Thermodynamics of Hyperbolic Graphs and the Physics of Complex Systems

Significant Achievements, Anticipated Outcomes and Future Work

We study complex networks in terms of their embeddings on hyperbolic manifolds, classified according to their genus. We observe that the structural properties of the network (degree distribution, clustering coefficient, etc.) are related to features of the manifold. The advantage of considering the graph embedding is two sided: 1) it provides a novel quantity to characterize network properties; 2) it gives a locally planar representation of the network. The latter property is useful in many respects. For example, it allows the application of powerful tools to generate ensembles of networks with specific complex properties by means of simple elementary moves acting on simpler “seed” networks. In this project we have focused on generation of foam-like tessellations of very high genus manifolds, typically containing up to 100,000 handles and 100,000 nodes. Work on construction of ordered networks has led to a number of initial reports (S. T. Hyde, S. Ramsden, T. Di Matteo and J. Longdell, "Ab-initio construction of some crystalline 3D euclidean networks", Solid State Sciences, 5, 35-45, (2003); S. T. Hyde and S. Ramsden, "Some novel three-dimensional euclidean crystalline networks derived from two-dimensional hyperbolic tilings", Eur Phys J B, 31, 273—284, (2003)). A preliminary application of these networks has been to model exchange processes within such systems, in order to explore possible underlying features of wealth distributions. We have demonstrated that distributions with power law tails can emerge from additive stochastic processes with interacting agents. In this case, we show that the network of connections among agents plays a crucial role. Indeed, the resulting wealth distribution is shaped directly by the degree distribution of the network; we choose a scale-free distribution, generated from our hyperbolic tiling algorithm finding a good qualitative agreement with the empirical data for the income distribution in Australia. This work, presented at the prestigious International School of Physics "Enrico Fermi"- The Physics of Complex Systems (New Advances and Perspectives), 1/07/03 - 11/07/03 Varenna, Italy, has been accepted for publication in Il Nuovo Cimento [T. Di Matteo, T. Aste and S. T. Hyde, "Exchanges in complex networks: income and wealth distributions", Nuovo Cimento (2004) in press; also available at the LANL arXiv (cond mat/0310544)].
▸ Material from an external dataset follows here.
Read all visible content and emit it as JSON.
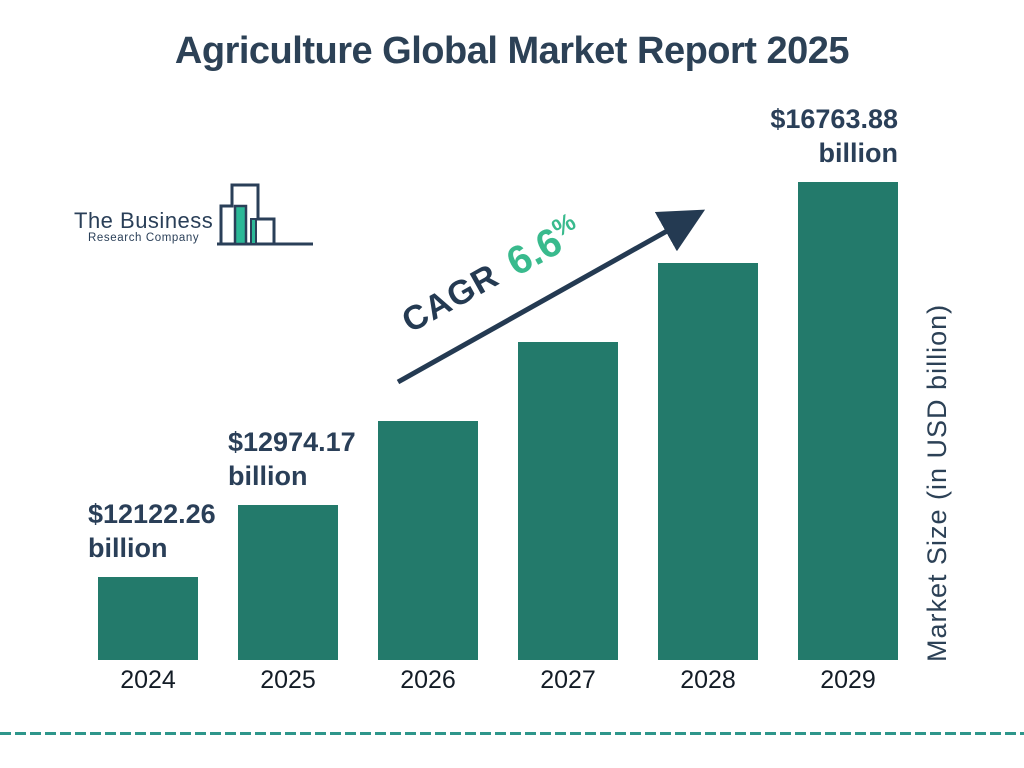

Computational Techniques Used

We use a C code that generates network from a seed structure by means of elementary moves.

Publications, Awards and External Funding

External Funding and Awards

The ARC DP0344004: "The architecture of networks: Characterisation and visualisation of complex systems as fluctuating networks" is partially funding this project by providing a QEII fellowship to Di Matteo and with some funding for research.

Publications

S. T. Hyde, S. Ramsden, T. Di Matteo and J. Longdell, "Ab-initio construction of some crystalline 3D euclidean networks", Solid State Sciences, 5, 2003, 35-45.

S. T. Hyde and S. Ramsden, "Some novel three-dimensional euclidean crystalline networks derived from two-dimensional hyperbolic tilings", Eur Phys J B, 31, 2003, 273—284.

T. Di Matteo, T. Aste and S. T. Hyde, "Exchanges in complex networks: income and wealth distributions", Nuovo Cimento (2004) (accepted November 2003); available at the LANL arXiv (cond mat/0310544).